44…The High Court observed that in the petition it had specifically been averred that all the accused persons were responsible and liable for the whole business management of the accused Company, and took the view that the averments in the complaint were sufficient to meet the requirements of Section 141 of the NI Act.
45. As held by this Court in National Small Industries Corpn. Ltd. v. Harmeet Singh Paintal [National Small Industries Corpn. Ltd. v. Harmeet Singh Paintal, (2010) 3 SCC 330 : (2010) 1 SCC (Civ) 677 : (2010) 2 SCC (Cri) 1113] quoted with approval in the subsequent decision of this Court in Pooja Ravinder Devidasani v. State of Maharashtra [Pooja Ravinder Devidasani v. State of Maharashtra, (2014) 16 SCC 1 : (2015) 3 SCC (Civ) 384 : (2015) 3 SCC (Cri) 378] the impleadment of all Directors of an accused Company on the basis of a statement that they are in charge of and responsible for the conduct of the business of the company, without anything more, does not fulfil the requirements of Section 141 of the NI Act.

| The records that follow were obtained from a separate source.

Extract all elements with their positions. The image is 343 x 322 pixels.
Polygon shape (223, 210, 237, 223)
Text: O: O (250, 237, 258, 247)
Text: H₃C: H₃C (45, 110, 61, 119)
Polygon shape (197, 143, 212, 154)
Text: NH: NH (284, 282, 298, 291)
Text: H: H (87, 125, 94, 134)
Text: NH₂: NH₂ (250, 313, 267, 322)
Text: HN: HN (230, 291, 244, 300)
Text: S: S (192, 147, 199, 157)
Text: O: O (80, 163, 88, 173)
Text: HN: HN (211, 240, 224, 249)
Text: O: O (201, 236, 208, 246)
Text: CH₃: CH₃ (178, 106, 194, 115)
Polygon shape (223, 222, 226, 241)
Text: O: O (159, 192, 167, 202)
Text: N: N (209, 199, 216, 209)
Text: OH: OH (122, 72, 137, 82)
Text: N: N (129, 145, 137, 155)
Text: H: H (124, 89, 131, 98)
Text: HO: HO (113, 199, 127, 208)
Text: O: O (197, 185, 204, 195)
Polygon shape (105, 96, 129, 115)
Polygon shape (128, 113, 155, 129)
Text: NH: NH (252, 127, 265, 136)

46. In any event there could be no justification for not dispensing with the personal appearance of the appellants, when the Company had entered appearance through an authorised officer. As held by this Court in Pepsi Foods Ltd. v. Special Judicial Magistrate [Pepsi Foods Ltd. v. Special Judicial Magistrate, (1998) 5 SCC 749 : 1998 SCC (Cri) 1400] summoning an accused person cannot be resorted to as a matter of course and the order must show application of mind.” (emphasis supplied)
# 9. From the precedents mentioned above, it is clear that a person cannot be made vicariously liable under the provisions of Section 141 of NI Act, merely by stating that he was in-charge and responsible for the day-to-day-conduct of the accused company at the relevant time when the offence was committed.
# 10. In view of the uncontroverted fact that the petitioners were independent, non-executive Director and that the complaints lack the necessary averments to endorse as to what was the active role of the petitioners and as to how the petitioners were guilty or responsible for the offence, this Court is of the opinion that continuance of the proceedings would amount to abuse of the process of the Court. The present case is a fit case to exercise discretionary jurisdiction under Section 482 of the CrPC.
# 11. The present petitions, to that extent, are allowed and the Complaint Nos. 16318/2023, 7054/2023 and 10565/2023, under Section 138 of the NI Act, and all consequential proceedings arising therefrom are quashed qua the petitioners.
# 12. The present petitions are disposed of in the aforesaid terms.
# 13. A copy of this order be placed in all the matters.